A paucity of data from all our senses are massaged and augmented by the mind into compelling artifices that we naturally take as fact. Memory and imagination are lavishly employed to fill in gaps. The patterns heard in sound are a fabricated temporal collage.

It is hard indeed not to believe your own eyes. Therein lies the problem. Sight highlights that belief is a slippery slope. Perception completes the picture of deception.

Perception is generalization: seeing uniqueness and then categorizing novelties into mental schemas that inform how “the world” works. Perception fabricates concepts by subconsciously tailoring experience: pruning details by interest and level of awareness.

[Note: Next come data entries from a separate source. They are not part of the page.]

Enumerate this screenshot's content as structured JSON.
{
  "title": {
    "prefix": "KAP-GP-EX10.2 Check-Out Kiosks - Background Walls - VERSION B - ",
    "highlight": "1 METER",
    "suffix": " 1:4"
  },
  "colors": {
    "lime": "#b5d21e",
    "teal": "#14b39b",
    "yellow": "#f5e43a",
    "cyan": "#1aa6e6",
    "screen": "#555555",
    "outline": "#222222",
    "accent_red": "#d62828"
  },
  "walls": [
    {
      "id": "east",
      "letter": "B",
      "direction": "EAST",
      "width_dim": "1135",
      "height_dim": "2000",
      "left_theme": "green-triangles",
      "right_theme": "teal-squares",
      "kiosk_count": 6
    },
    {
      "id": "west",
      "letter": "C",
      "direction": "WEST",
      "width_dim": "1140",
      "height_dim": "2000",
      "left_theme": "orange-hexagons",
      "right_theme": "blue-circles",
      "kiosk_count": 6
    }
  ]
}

These experienced abstractions are naturally taken as fact.

Once concepts of any sort are believed true, what bars the door to falling for fantasy wholesale? Nothing at all.

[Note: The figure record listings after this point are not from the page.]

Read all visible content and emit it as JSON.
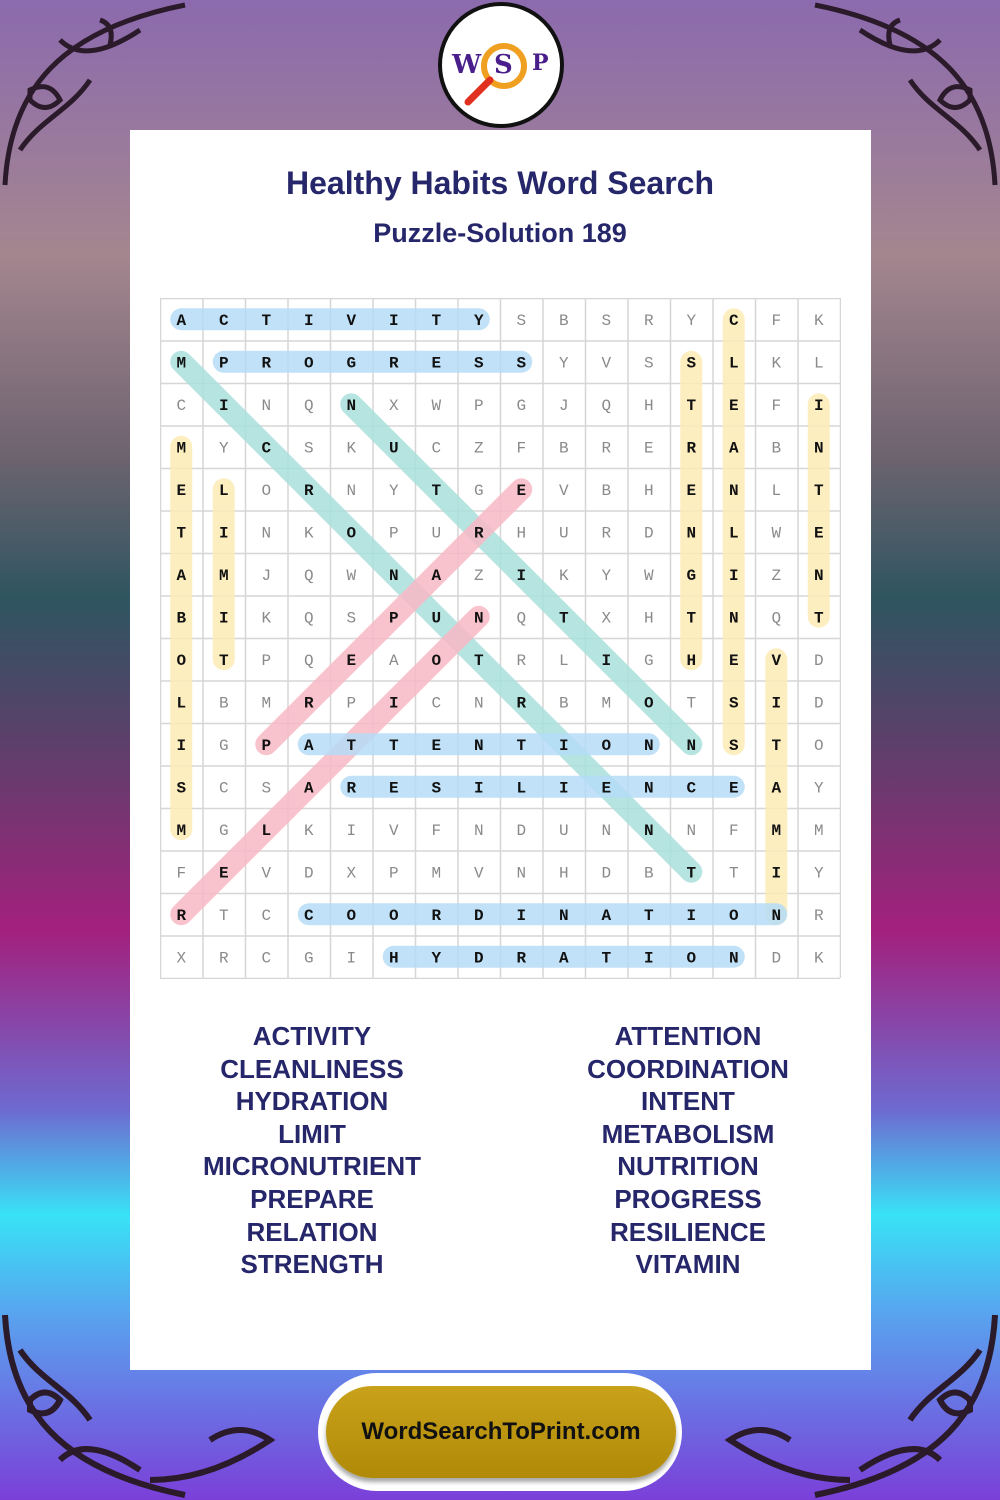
{
  "title": "Healthy Habits Word Search",
  "subtitle": "Puzzle-Solution 189",
  "logo": {
    "letters": [
      "W",
      "S",
      "P"
    ]
  },
  "footer": {
    "site": "WordSearchToPrint.com"
  },
  "colors": {
    "title": "#26266a",
    "blue": "#b5dcf6",
    "teal": "#a9e1dc",
    "yellow": "#fdebb5",
    "pink": "#f8b8c6",
    "footer": "#c09612"
  },
  "grid": [
    "ACTIVITYSBSRYCFK",
    "MPROGRESSYVSSLKL",
    "CINQNXWPGJQHTEFI",
    "MYCSKUCZFBRERABN",
    "ELORNYTGEVBHENLT",
    "TINKOPURHURDNLWE",
    "AMJQWNAZIKYWGIZN",
    "BIKQSPUNQTXHTNQT",
    "OTPQEAOTRLIGHEVD",
    "LBMRPICNRBMOTSID",
    "IGPATTENTIONNSTO",
    "SCSARESILIENCEAY",
    "MGLKIVFNDUNNNFMM",
    "FEVDXPMVNHDBTTIY",
    "RTCCOORDINATIONR",
    "XRCGIHYDRATIONDK"
  ],
  "solutions": [
    {
      "word": "ACTIVITY",
      "start": [
        0,
        0
      ],
      "end": [
        0,
        7
      ],
      "color": "blue"
    },
    {
      "word": "PROGRESS",
      "start": [
        1,
        1
      ],
      "end": [
        1,
        8
      ],
      "color": "blue"
    },
    {
      "word": "MICRONUTRIENT",
      "start": [
        1,
        0
      ],
      "end": [
        13,
        12
      ],
      "color": "teal"
    },
    {
      "word": "NUTRITION",
      "start": [
        2,
        4
      ],
      "end": [
        10,
        12
      ],
      "color": "teal"
    },
    {
      "word": "METABOLISM",
      "start": [
        3,
        0
      ],
      "end": [
        12,
        0
      ],
      "color": "yellow"
    },
    {
      "word": "LIMIT",
      "start": [
        4,
        1
      ],
      "end": [
        8,
        1
      ],
      "color": "yellow"
    },
    {
      "word": "STRENGTH",
      "start": [
        1,
        12
      ],
      "end": [
        8,
        12
      ],
      "color": "yellow"
    },
    {
      "word": "CLEANLINESS",
      "start": [
        0,
        13
      ],
      "end": [
        10,
        13
      ],
      "color": "yellow"
    },
    {
      "word": "INTENT",
      "start": [
        2,
        15
      ],
      "end": [
        7,
        15
      ],
      "color": "yellow"
    },
    {
      "word": "VITAMIN",
      "start": [
        8,
        14
      ],
      "end": [
        14,
        14
      ],
      "color": "yellow"
    },
    {
      "word": "PREPARE",
      "start": [
        10,
        2
      ],
      "end": [
        4,
        8
      ],
      "color": "pink"
    },
    {
      "word": "RELATION",
      "start": [
        14,
        0
      ],
      "end": [
        7,
        7
      ],
      "color": "pink"
    },
    {
      "word": "ATTENTION",
      "start": [
        10,
        3
      ],
      "end": [
        10,
        11
      ],
      "color": "blue"
    },
    {
      "word": "RESILIENCE",
      "start": [
        11,
        4
      ],
      "end": [
        11,
        13
      ],
      "color": "blue"
    },
    {
      "word": "COORDINATION",
      "start": [
        14,
        3
      ],
      "end": [
        14,
        14
      ],
      "color": "blue"
    },
    {
      "word": "HYDRATION",
      "start": [
        15,
        5
      ],
      "end": [
        15,
        13
      ],
      "color": "blue"
    }
  ],
  "word_list": {
    "left": [
      "ACTIVITY",
      "CLEANLINESS",
      "HYDRATION",
      "LIMIT",
      "MICRONUTRIENT",
      "PREPARE",
      "RELATION",
      "STRENGTH"
    ],
    "right": [
      "ATTENTION",
      "COORDINATION",
      "INTENT",
      "METABOLISM",
      "NUTRITION",
      "PROGRESS",
      "RESILIENCE",
      "VITAMIN"
    ]
  }
}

All knowledge comprises cerebral sandcastles of ideas. Such fabrications are accepted as Nature, with clouds of concepts providing the nourishing rain of “facts” that keeps knowledge growing. Amid this inner bustle, “glimpses of now” are indeed “fleeting.”

Emotion fortifies the fog.

Emotion is monkey-mind’s strongest stratagem. Take an intuitive feeling that may be informative. Amplify that feeling. Let the mind be overwhelmed with it, and even reverberate the body with it. Such is emotion.

Lost amid emotion is the bit of now which sparked it. Like a cerebral beast, whatever productive use a feeling may have had transforms into a rampaging monster with emotion. Emotion is a fog that blots out now.

Those in iğnorance are most in thrall to nattermind precisely because emotions are exhilarating. Performers in the arts are adored because they evoke emotion.

To one in iğnorance, entertainment is exciting. Calm is abandoned. Now is routed for thrill.

To a sage, entertainment is at most amusement. Calm remains.